First, to repeat a bit of historic context: the SOCKS protocol predates the CONNECT method. It requires a dedicated service listening on a dedicated port, whereas handling CONNECT tunnels can be included in an existing HTTP server and share the port.

On the other hand, while SOCKS5 can handle any TCP or UDP traffic, CONNECT handles only TCP [1].

Finally, note that the security aspects of SOCKS5 are rather primitive, whereas HTTP proxies can use TLS under the hood to handle both client-server authentication and traffic encryption. It is fair to mention, however, that it's not too hard to combine protocols and "wrap" SOCKS5 in TLS - in fact, this is what ssh -D does already.
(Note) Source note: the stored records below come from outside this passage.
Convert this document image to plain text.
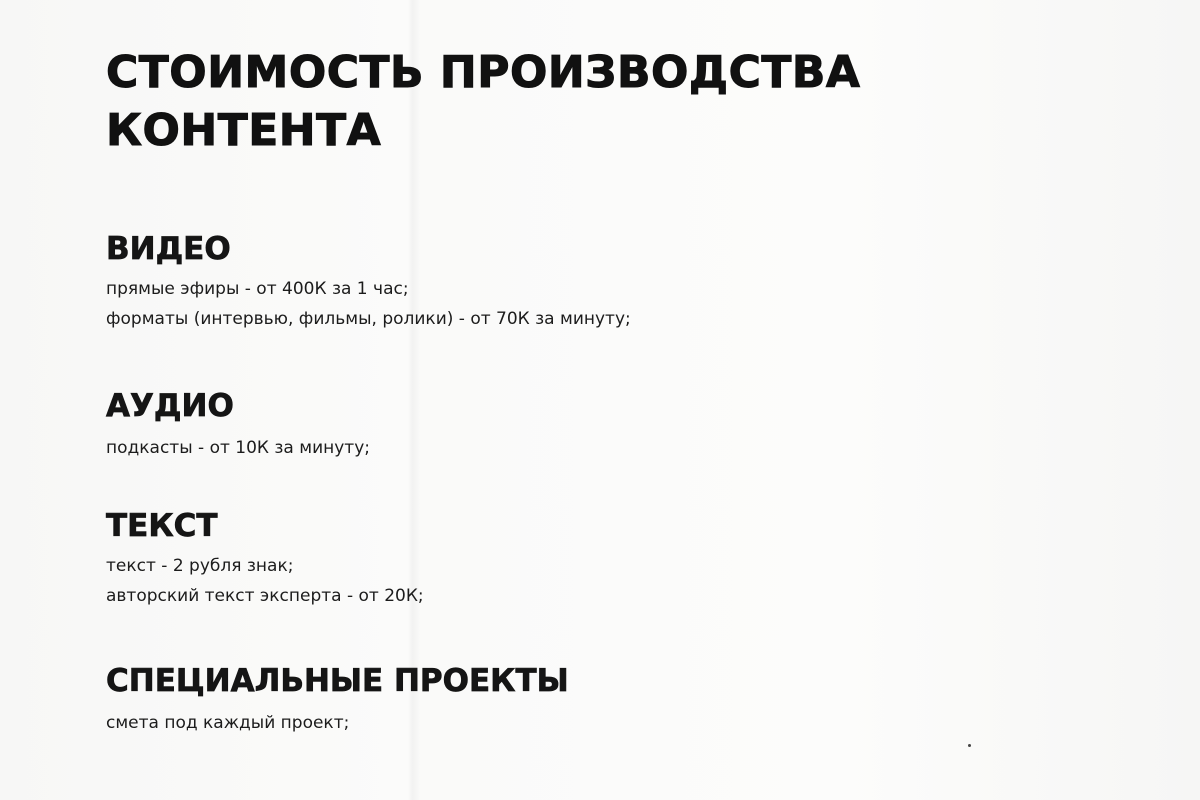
СТОИМОСТЬ ПРОИЗВОДСТВА
КОНТЕНТА
ВИДЕО

прямые эфиры - от 400К за 1 час;

форматы (интервью, фильмы, ролики) - от 70К за минуту;

АУДИО

подкасты - от 10К за минуту;

ТЕКСТ

текст - 2 рубля знак;

авторский текст эксперта - от 20К;

СПЕЦИАЛЬНЫЕ ПРОЕКТЫ

смета под каждый проект;
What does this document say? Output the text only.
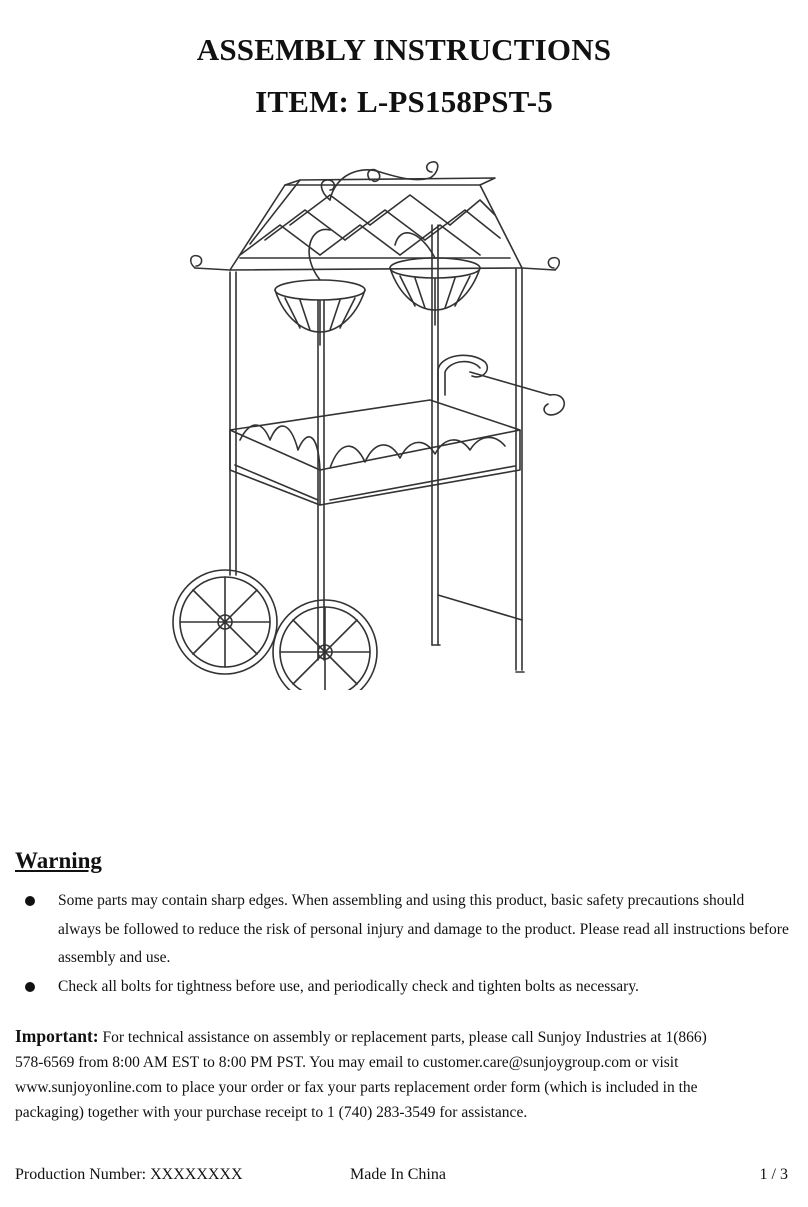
ASSEMBLY INSTRUCTIONS
ITEM: L-PS158PST-5
Warning
Some parts may contain sharp edges. When assembling and using this product, basic safety precautions should always be followed to reduce the risk of personal injury and damage to the product. Please read all instructions before assembly and use.
Check all bolts for tightness before use, and periodically check and tighten bolts as necessary.

Important: For technical assistance on assembly or replacement parts, please call Sunjoy Industries at 1(866) 578-6569 from 8:00 AM EST to 8:00 PM PST. You may email to customer.care@sunjoygroup.com or visit www.sunjoyonline.com to place your order or fax your parts replacement order form (which is included in the packaging) together with your purchase receipt to 1 (740) 283-3549 for assistance.

Production Number: XXXXXXXX	Made In China	1 / 3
An alternative would be to run SOCKS5 via SSH port forwarding.

SOCKS5 server in Go

There are a number of open-source SOCKS5 written in Go; one I liked for its clarity and simplicity is go-socks5, a project from one of Hashicorp's co-founders. A basic sample of setting up a SOCKS5 server using this package is available in its README. I will show a slightly more advanced sample that uses basic authentication just like the microsocks example discussed earlier:

package main

import (
  "flag"

  "github.com/armon/go-socks5"
)

type myCredentialStore struct {
  user     string
  password string
}

func (cs *myCredentialStore) Valid(user, password string) bool {
  return user == cs.user && password == cs.password
}

func main() {
  username := flag.String("u", "", "username for SOCKS5 proxy")
  password := flag.String("P", "", "password for SOCKS5 proxy")
  flag.Parse()

  auth := socks5.UserPassAuthenticator{
    Credentials: &myCredentialStore{user: *username, password: *password},
  }

  conf := &socks5.Config{
    AuthMethods: []socks5.Authenticator{auth},
  }

  server, err := socks5.New(conf)
  if err != nil {
    panic(err)
  }

  if err := server.ListenAndServe("tcp", "127.0.0.1:1080"); err != nil {
    panic(err)
  }
}

We can run this server as follows:

$ go run . -u myuser -P mypass

And then curl as before:

$ http_proxy=socks5://myuser:mypass@localhost:1080 curl -v http://example.org
* Uses proxy env variable http_proxy == 'socks5://myuser:mypass@localhost:1080'
*   Trying 127.0.0.1:1080...
* SOCKS5 connect to IPv4 93.184.216.34:80 (locally resolved)
* SOCKS5 request granted.
* Connected to (nil) (127.0.0.1) port 1080 (#0)
> GET / HTTP/1.1
> Host: example.org
> User-Agent: curl/7.81.0
> Accept: */*
>
* Mark bundle as not supporting multiuse
< HTTP/1.1 200 OK
// ... rest of response

[1]It should be noted that many open-source SOCKS5 servers do not, in fact, implement UDP since it's not used often. For example, the two servers discussed in this post - microsocks and go-socks5 - have no UDP support.